Symbolische (Ver)Formungen
Einführung in die Kultursemiotik
Symbolische Verformungen ist eine interaktive, anwendungsbezogenen Lehr- und Lernplattform, angeknüpft an das gleichnamige Buch von Eva Kimminich.
Beides führt in die Grundlagen der Kultursemiotik ein, indem Konzepte und Modelle für eine semiotische Betrachtung der christlich kapitalistisch geprägten Kultur einsetzt werden. Dazu werden einige ihrer zentralen Denkfiguren als eine Programmatik beleuchtet, die die heutige fortschritts- und technikorientierte postmoderne Gesellschaft hervorgebracht hat, ihre Möglichkeiten wie ihre Fallstricke und Folgen.
Die mit den Studierenden erarbeiteten Erklärvideos, Podcasts und Filmdokumentationen veranschaulichen die theoretischen Modelle durch abwechslungsreich und unterhaltsam gestaltete Beispielanalysen. Sie eröffnen eine analytische Perspektive auf aktuelle soziokulturelle Entwicklungen. So wächst die Mediathek der Plattform mit den Seminararbeiten der Studierenden der kommenden Generationen und bleibt immer auf dem neusten Stand.
Die Plattform ist nur für Studierende des Masterstudiengangs Angewandte Kulturwissenschaft und Kultursemiotik zugänglich. Interessierte können die kulturanalytische Einführung als gedrucktes oder als e-Book erwerben, das durch integrierte QR-Codes ebenfalls Interaktivität bietet. Die Codes verweisen auf die jeweils passenden Erklärvideos, Podcasts und Filmdokumentationen der Mediathek, die allen offensteht.
Kultur & Semiotik
Der Begriff der Kultur hat viele Facetten. Er bringt die Beziehung des Menschen zu Natur, zu seiner Lebensweise und der anderer zum Ausdruck, aber er wird auch als Wert oder Label genutzt. So kann er als Anlass für Kriege, als Köder für Konsum oder der Verkleidung von Herrschaft und Ausbeutung dienen. Kulturphilosophie, Kulturwissenschaften, Soziologie und Ethnologie haben diese Aspekte mit unterschiedlichen Akzentsetzungen zu ihrem Aufgabenbereich gemacht. An einer Auswahl der wichtigsten Theorien aus Kulturwissenschaften, Soziologie und Ethnologie werden die jeweiligen Konzepte und Erkenntnisse skizziert.

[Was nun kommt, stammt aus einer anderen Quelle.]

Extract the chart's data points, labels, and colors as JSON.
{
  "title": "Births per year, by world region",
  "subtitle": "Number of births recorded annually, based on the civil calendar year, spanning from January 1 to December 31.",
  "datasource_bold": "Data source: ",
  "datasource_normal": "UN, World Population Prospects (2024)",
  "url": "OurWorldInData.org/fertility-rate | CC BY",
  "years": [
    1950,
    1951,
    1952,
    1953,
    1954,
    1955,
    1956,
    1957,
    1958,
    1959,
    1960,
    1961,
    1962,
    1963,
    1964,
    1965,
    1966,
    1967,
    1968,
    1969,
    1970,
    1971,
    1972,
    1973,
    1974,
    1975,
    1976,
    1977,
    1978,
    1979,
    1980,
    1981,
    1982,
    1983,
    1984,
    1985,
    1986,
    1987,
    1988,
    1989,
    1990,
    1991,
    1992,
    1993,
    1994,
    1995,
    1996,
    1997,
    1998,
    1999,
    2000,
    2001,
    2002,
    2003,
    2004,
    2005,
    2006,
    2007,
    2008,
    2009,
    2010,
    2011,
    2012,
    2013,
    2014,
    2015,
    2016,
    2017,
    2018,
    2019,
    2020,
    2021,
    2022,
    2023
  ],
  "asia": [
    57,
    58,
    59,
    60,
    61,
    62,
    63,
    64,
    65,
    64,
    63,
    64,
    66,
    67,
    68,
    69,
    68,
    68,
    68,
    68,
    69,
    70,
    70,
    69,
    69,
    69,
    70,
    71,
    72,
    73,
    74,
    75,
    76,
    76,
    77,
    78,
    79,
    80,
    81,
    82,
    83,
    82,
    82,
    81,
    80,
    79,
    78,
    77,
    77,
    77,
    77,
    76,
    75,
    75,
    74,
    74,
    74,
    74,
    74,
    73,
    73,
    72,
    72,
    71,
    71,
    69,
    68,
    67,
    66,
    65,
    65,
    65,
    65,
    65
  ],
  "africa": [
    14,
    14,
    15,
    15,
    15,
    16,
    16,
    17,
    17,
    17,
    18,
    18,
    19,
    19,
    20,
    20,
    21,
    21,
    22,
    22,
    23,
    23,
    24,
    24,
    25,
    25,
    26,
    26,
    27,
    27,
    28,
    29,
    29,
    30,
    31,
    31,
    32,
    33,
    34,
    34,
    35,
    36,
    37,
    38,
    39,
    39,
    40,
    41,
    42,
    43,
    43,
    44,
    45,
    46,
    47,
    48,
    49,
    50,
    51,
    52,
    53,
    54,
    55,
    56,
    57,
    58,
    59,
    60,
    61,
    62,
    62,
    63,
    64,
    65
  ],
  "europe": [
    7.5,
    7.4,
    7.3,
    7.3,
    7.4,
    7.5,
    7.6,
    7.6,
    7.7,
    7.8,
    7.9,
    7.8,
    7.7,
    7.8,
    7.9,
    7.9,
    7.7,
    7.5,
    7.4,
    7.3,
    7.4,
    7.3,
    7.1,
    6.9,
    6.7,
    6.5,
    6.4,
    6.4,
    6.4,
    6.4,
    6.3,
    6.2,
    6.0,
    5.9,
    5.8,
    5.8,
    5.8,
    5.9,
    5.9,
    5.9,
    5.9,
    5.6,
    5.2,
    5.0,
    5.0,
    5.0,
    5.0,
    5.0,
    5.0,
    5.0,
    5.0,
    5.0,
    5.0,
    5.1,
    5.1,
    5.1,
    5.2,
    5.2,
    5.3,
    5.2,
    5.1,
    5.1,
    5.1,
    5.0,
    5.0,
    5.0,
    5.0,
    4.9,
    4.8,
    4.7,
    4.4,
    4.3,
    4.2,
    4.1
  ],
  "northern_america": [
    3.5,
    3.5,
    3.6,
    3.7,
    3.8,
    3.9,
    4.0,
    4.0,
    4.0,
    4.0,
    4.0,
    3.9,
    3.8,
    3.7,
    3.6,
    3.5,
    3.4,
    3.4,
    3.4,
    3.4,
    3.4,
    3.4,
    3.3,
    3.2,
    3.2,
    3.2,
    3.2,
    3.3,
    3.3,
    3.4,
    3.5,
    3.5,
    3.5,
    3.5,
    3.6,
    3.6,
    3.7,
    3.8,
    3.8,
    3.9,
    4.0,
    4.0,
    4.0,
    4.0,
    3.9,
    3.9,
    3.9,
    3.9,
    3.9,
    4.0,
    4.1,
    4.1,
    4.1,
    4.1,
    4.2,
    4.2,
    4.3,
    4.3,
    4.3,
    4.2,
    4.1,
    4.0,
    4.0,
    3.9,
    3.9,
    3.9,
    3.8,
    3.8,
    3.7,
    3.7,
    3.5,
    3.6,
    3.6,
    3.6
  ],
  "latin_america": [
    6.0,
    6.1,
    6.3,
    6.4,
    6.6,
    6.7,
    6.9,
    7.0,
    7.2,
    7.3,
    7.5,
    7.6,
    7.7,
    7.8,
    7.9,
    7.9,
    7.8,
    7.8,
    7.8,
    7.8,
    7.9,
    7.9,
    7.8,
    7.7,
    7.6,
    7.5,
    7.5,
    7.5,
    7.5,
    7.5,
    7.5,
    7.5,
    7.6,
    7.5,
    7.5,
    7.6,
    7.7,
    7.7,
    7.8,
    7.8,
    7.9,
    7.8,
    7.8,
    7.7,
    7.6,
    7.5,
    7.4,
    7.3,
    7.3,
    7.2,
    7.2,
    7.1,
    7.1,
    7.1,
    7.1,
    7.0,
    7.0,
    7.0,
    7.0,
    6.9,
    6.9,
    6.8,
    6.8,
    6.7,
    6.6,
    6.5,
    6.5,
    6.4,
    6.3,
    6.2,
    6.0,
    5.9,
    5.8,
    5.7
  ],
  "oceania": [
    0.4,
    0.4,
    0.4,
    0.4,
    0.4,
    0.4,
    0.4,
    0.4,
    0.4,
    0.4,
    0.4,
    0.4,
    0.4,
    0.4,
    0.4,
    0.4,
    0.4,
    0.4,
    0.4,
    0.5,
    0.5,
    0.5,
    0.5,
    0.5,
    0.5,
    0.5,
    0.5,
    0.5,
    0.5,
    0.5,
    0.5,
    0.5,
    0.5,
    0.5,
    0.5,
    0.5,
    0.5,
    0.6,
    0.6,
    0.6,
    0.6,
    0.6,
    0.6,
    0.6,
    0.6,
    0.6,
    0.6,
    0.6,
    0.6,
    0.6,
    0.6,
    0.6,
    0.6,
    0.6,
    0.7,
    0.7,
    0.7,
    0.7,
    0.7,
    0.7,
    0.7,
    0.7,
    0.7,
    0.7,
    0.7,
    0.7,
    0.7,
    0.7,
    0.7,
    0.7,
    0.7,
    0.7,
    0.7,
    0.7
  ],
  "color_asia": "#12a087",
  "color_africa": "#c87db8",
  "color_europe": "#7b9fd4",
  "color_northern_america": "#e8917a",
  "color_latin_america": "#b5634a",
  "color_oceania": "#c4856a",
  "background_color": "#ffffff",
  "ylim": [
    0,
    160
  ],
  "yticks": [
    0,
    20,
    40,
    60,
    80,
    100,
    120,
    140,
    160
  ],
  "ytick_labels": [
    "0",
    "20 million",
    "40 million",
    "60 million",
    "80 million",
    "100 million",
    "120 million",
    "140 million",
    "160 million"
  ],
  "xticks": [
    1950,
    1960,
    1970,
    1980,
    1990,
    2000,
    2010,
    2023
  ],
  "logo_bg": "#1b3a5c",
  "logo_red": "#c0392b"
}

‚Werkzeuge‘ der Wirklichkeitsgestaltung
Im 2. Teil werden Zeichen, Metaphern und Mythen anhand von greifbaren, detailliert ausgeführten Beispielanalysen aus Vergangenheit und Gegenwart als Werkzeuge gesellschaftlicher Wirklichkeitsgestaltung erläutert. Sie sind sinngenerierende Einheiten des symbolischen Universums, in dem jede Gesellschaft lebt.
Reprogramming culture
Im 3. Teil werden die semiotischen Kernkonzepte zusammengefasst, um einen Einblick in die Dynamik der Kulturprogrammatik zu nehmen. Vier Beispielanalysen aus der Populärkultur veranschaulichen die Wirkungskreisläufe zwischen sozialer Lebenswelt, Identitätsbildung, ihren gesellschaftlich festgelegten Vorgaben und deren Umprogrammierungen. Am Beispiel des Histotainments, verschiedener Formen des subkulturellen Zeichenhandelns, der Recodierung stigmatisierender Bezeichnungen und dem History-re-telling im Rap sowie am World-Faking rechtpopulistischer Internetplattformen wird die Anwendung des kultursemiotischen Theoriedesigns veranschaulicht. Die exemplarischen Analysen öffnen den Blick auf das Spektrum semantischer Umdeutungen und Rekontextualisierungen, die durch den Gebrauch soziokultureller Programme entstehen.